Whether the issues are with money, children, or household chores, it doesn't really matter.
After awhile, it seems like all you do anymore is argue and bicker, even over things that don't really matter.
But don't worry; things can get better if you really want them to.
All you need to do is learn how to deal with you or your spouse's anger, and stick with a method that works.
Here are a few methods to help you and your spouse deal with anger during an argument: Listen to your partner.
It's only natural to throw back insulting or accusatory remarks when someone is attacking your character.
But when you do this you're not making the situation any better, you're just making it worse.
Try not to play dirty by saying things that will hurt your spouse in return.
Wait until they are done yelling, and then try to lead the argument in a calmer direction.
Learn to take responsibility for your part of their anger.
There's a chance you may have subconsciously provoked his or her anger.
Think carefully about anything you may have said or done to set them off.

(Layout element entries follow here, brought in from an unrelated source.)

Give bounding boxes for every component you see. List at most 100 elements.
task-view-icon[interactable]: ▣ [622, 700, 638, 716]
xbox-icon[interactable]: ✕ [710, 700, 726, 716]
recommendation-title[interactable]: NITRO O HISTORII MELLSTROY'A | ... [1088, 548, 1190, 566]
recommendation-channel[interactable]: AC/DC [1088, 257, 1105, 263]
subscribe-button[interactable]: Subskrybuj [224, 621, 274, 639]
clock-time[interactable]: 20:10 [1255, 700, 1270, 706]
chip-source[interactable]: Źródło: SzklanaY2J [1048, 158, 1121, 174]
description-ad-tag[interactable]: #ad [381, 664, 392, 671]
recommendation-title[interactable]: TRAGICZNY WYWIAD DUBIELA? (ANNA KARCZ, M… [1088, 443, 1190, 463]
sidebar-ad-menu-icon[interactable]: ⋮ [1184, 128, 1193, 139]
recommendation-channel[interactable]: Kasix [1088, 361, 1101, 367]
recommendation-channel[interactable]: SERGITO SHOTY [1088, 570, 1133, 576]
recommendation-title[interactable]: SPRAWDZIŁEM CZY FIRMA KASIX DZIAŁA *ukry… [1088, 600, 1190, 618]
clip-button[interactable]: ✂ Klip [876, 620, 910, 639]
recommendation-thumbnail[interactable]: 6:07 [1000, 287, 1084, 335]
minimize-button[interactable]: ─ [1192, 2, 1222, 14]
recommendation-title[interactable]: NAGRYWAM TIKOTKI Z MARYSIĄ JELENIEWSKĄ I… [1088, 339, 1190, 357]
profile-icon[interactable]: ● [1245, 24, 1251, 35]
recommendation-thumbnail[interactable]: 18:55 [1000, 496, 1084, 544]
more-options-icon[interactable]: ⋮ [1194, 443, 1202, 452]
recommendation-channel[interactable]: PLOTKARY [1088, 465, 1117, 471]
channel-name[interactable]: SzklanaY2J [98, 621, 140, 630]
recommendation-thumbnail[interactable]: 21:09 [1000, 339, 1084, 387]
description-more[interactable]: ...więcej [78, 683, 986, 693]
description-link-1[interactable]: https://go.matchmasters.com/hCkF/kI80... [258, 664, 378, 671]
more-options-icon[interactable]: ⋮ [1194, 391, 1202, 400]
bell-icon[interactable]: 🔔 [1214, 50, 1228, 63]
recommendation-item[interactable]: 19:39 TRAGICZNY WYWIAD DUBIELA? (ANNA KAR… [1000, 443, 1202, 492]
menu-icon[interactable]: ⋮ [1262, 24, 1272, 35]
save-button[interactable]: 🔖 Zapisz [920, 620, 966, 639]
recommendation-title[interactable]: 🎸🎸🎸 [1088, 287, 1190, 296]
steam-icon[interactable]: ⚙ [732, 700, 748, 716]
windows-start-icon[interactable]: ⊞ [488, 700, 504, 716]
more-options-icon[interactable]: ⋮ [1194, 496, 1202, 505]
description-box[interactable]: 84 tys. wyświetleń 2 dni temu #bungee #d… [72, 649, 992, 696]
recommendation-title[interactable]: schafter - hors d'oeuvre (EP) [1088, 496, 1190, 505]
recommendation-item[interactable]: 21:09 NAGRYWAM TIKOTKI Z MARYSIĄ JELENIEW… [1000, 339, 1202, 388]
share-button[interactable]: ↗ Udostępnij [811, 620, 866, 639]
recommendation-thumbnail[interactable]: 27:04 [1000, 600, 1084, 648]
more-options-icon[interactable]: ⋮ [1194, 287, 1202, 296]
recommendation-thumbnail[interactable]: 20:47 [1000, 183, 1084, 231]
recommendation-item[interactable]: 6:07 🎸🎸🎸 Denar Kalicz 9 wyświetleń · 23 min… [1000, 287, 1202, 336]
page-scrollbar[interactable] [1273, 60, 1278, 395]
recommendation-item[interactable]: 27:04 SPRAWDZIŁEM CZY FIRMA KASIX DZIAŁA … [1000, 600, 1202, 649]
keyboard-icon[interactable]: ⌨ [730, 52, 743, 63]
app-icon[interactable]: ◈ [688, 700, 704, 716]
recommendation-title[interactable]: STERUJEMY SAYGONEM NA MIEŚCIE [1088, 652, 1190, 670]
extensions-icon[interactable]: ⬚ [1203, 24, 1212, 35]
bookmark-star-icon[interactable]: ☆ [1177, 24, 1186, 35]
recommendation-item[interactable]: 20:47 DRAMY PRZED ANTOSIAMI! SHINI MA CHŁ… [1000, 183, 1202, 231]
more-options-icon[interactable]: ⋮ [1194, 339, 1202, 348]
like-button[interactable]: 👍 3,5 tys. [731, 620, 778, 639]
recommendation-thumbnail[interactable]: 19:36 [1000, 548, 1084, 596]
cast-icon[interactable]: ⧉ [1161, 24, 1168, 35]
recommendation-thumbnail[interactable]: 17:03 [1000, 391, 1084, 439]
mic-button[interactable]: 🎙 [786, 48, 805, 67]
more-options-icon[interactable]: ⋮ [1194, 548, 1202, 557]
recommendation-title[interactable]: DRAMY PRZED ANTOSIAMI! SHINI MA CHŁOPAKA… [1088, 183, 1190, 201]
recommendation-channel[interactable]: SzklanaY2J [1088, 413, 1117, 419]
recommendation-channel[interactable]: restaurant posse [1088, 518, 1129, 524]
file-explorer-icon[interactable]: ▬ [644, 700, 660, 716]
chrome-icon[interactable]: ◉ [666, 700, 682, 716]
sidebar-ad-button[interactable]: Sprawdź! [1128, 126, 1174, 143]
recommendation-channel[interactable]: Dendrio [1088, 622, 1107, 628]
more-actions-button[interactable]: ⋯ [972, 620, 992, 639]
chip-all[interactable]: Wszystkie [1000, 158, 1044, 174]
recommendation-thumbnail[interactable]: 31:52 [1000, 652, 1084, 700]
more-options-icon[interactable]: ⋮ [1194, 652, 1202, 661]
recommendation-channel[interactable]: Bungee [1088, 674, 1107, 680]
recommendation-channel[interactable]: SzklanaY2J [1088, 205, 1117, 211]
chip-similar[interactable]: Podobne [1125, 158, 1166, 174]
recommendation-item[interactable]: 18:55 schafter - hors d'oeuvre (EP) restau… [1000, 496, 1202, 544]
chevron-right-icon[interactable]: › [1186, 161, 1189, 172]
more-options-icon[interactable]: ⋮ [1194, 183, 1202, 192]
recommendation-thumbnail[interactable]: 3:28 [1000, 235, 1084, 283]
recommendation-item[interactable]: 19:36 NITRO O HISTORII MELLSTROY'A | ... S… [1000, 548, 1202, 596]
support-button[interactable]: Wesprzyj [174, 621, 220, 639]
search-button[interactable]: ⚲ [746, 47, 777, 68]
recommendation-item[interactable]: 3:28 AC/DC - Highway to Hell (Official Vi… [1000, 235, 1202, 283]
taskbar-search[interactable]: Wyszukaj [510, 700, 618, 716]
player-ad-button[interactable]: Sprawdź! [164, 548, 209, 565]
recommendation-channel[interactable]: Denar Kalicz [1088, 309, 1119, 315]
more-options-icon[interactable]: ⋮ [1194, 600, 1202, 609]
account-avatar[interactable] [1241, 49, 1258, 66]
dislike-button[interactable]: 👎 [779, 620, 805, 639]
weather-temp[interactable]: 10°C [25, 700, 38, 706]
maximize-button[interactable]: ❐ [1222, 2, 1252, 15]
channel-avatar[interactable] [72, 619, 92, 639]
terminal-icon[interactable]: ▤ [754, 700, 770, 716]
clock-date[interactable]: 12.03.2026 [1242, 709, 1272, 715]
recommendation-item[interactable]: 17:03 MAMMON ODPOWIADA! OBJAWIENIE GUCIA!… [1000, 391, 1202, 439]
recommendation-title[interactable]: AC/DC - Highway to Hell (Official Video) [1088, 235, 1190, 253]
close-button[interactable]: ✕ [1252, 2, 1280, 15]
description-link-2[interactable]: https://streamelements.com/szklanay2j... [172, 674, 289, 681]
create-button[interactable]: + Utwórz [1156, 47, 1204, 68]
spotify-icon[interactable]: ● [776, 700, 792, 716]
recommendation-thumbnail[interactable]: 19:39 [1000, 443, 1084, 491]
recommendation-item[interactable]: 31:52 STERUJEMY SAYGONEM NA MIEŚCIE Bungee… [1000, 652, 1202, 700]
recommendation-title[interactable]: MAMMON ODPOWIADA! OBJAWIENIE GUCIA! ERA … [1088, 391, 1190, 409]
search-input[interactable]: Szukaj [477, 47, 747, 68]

If it is something you can avoid, maybe you can try to steer clear of this type of behavior in the future, for the sake of your marriage.
Validate your spouse's feelings of anger.
You won't solve anything if you dismiss their emotions as futile or stupid.
People can't help the way they feel, and being told that they shouldn't "feel" a certain way will only fuel more anger.
Do your best not to judge your spouse's feelings and emotions.
Call a "time out.
"We use it with our children because it works.
Why shouldn't we use it with our spouse?If you feel the argument escalating out of control, take a step back and let your spouse know that you will not continue with this conversation if they can't control their anger.
Take a "time out" and continue the conversation later on when both of you have calmed down and are thinking more rationally.